Since 2004, BeadforLife has been helping women in Uganda to lift themselves out of poverty by turning recycled paper into beautiful colourful jewellery. BeadforLife sells the jewellery online or through BeadParties which are organized by women around the world. The beads become income, food and shelter.

"It's amazing seeing paper that is meant to be thrown away being turned into these beautiful items, bracelets, necklaces and earrings," said Devin Hibbard one of the co-founders. "We set up our programs such as the women are able to make money and the other services which we believe are really important, we exchange. So we exchange mosquito nets...some women have built homes in a village and they're able to pay their mortgages in beads."

In 2007, BeadforLife collaborated with Habitat for Humanity in Uganda and bought a piece of land in Mukono, just outside of Kampala, the country's capital city. The women all helped one another to build their homes and have repaid or are repaying their mortgages in beads. They grow their own food in their gardens and whenever a new home is built, the owner is gifted with a mango tree to plant.

Most of the women in the village run businesses from their homes by growing mushrooms or raising chickens to sell in the local market. The villagers are encouraged to compost as much garbage as they can and two wells are centrally located in the community to provide a clean and accessible water supply. There is a multipurpose building where town hall meetings are held and classes are taught. The village is now governed by its residents independent of BeadforLife. Devin says this allows for a sustainable environment because the purpose of BeadforLife is simply to open the door for opportunities the women wouldn't otherwise have access to.

"The women we work with are the hardest working people I've ever met in my life and they don't lack anything," she says. "They don't lack the skills, they don't lack the knowledge, what they lack is the opportunity to make a difference and to lift their families out of poverty and what we truly do is we open the door."

BeadforLife is now working with women outside of Lira in Northern Uganda and trying to help them rebuild their lives after the war, by creating products out of Shea butter which is often called "Women's Gold" in East Africa.
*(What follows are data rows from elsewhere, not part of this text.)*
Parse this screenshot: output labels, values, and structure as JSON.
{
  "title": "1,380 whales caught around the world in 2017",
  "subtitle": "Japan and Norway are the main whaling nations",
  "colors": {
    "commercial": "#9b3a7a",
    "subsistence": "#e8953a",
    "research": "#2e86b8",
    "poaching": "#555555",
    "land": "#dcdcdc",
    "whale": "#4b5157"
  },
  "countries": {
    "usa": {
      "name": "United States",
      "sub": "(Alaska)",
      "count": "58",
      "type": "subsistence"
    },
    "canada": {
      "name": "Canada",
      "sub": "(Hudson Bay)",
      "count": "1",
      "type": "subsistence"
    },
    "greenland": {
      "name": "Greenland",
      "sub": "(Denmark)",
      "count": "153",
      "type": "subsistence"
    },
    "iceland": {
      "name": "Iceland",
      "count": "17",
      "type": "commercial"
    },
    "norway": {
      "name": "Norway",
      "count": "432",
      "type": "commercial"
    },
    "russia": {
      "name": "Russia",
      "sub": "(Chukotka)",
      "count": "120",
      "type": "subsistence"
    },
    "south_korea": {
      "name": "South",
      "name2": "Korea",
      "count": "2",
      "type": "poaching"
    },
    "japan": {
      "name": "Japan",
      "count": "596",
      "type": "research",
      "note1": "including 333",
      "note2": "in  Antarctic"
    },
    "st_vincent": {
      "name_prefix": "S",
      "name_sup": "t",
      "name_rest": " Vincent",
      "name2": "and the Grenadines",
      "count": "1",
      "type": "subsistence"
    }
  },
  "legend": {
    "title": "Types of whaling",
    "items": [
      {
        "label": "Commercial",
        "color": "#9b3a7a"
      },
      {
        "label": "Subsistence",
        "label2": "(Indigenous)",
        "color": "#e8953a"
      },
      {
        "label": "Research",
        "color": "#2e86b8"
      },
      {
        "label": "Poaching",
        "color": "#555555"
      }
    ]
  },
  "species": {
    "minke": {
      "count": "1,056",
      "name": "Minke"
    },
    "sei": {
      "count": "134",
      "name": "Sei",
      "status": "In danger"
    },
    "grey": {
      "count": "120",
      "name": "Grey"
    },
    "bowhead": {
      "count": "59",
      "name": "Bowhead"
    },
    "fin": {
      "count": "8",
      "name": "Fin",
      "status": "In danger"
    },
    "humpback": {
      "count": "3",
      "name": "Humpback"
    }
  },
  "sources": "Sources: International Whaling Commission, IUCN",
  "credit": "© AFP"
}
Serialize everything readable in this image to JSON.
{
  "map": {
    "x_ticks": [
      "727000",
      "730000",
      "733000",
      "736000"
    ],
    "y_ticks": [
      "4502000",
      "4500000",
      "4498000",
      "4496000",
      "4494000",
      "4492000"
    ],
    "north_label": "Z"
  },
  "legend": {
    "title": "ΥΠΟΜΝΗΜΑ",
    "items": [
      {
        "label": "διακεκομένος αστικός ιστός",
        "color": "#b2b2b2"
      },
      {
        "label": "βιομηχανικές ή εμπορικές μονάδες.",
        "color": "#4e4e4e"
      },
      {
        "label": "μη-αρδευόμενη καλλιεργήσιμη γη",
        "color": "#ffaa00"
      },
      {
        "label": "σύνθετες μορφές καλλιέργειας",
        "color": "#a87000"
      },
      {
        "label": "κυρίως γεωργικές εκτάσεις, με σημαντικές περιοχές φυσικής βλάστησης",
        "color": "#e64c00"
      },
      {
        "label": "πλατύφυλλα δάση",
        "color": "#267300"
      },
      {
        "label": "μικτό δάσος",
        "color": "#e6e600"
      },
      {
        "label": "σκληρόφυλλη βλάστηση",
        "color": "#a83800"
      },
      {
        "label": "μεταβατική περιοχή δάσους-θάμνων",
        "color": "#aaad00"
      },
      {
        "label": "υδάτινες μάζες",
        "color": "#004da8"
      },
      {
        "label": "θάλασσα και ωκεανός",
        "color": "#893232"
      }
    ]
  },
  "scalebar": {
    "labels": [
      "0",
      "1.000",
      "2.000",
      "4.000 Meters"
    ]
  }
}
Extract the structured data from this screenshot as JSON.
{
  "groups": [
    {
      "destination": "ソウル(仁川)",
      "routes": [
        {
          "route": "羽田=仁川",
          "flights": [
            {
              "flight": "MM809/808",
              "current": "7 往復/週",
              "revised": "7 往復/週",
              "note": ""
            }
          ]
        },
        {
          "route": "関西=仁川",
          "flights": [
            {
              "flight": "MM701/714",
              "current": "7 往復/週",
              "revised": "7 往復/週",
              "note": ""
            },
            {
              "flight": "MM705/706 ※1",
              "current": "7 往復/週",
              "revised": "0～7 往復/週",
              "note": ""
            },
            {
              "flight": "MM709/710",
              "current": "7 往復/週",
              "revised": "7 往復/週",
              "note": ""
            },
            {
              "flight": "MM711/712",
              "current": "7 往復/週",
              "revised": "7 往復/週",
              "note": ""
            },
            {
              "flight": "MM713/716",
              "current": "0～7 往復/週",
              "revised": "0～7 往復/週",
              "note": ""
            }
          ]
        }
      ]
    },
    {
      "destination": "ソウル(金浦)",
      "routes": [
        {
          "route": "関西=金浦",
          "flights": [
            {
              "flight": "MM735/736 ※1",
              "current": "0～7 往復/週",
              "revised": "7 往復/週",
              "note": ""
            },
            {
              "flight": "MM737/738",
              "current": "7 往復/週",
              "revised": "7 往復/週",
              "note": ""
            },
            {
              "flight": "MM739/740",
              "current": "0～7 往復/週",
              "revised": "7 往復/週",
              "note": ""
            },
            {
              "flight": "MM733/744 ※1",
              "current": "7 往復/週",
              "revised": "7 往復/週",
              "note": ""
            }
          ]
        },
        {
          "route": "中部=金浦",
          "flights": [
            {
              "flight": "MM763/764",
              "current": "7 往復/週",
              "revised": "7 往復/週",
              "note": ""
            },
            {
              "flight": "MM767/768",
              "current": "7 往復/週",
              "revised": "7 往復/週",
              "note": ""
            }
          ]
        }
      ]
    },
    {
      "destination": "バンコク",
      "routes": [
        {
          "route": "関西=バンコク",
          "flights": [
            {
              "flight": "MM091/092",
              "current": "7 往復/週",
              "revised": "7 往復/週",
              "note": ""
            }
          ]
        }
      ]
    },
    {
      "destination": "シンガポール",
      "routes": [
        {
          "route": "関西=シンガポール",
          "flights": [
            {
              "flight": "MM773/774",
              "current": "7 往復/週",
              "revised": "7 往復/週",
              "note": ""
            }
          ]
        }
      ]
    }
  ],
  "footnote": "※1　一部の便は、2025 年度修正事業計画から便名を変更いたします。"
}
BeadforLife is also focusing on improving opportunities for women in agriculture. They've created a program where women are loaned an ox plow and two oxen with the goal that within two harvest seasons the women would repay the loan and be in a position to buy their own land to harvest more crops. Devin says that their goal isn't just to empower the women in Uganda but it's also to engage and educate women around the world.

"Because poverty seems so overwhelming we just want to hide our heads in the sand," she says, "But they are lots of ways you can get involved. And fair trade products are a really important way for people to earn money."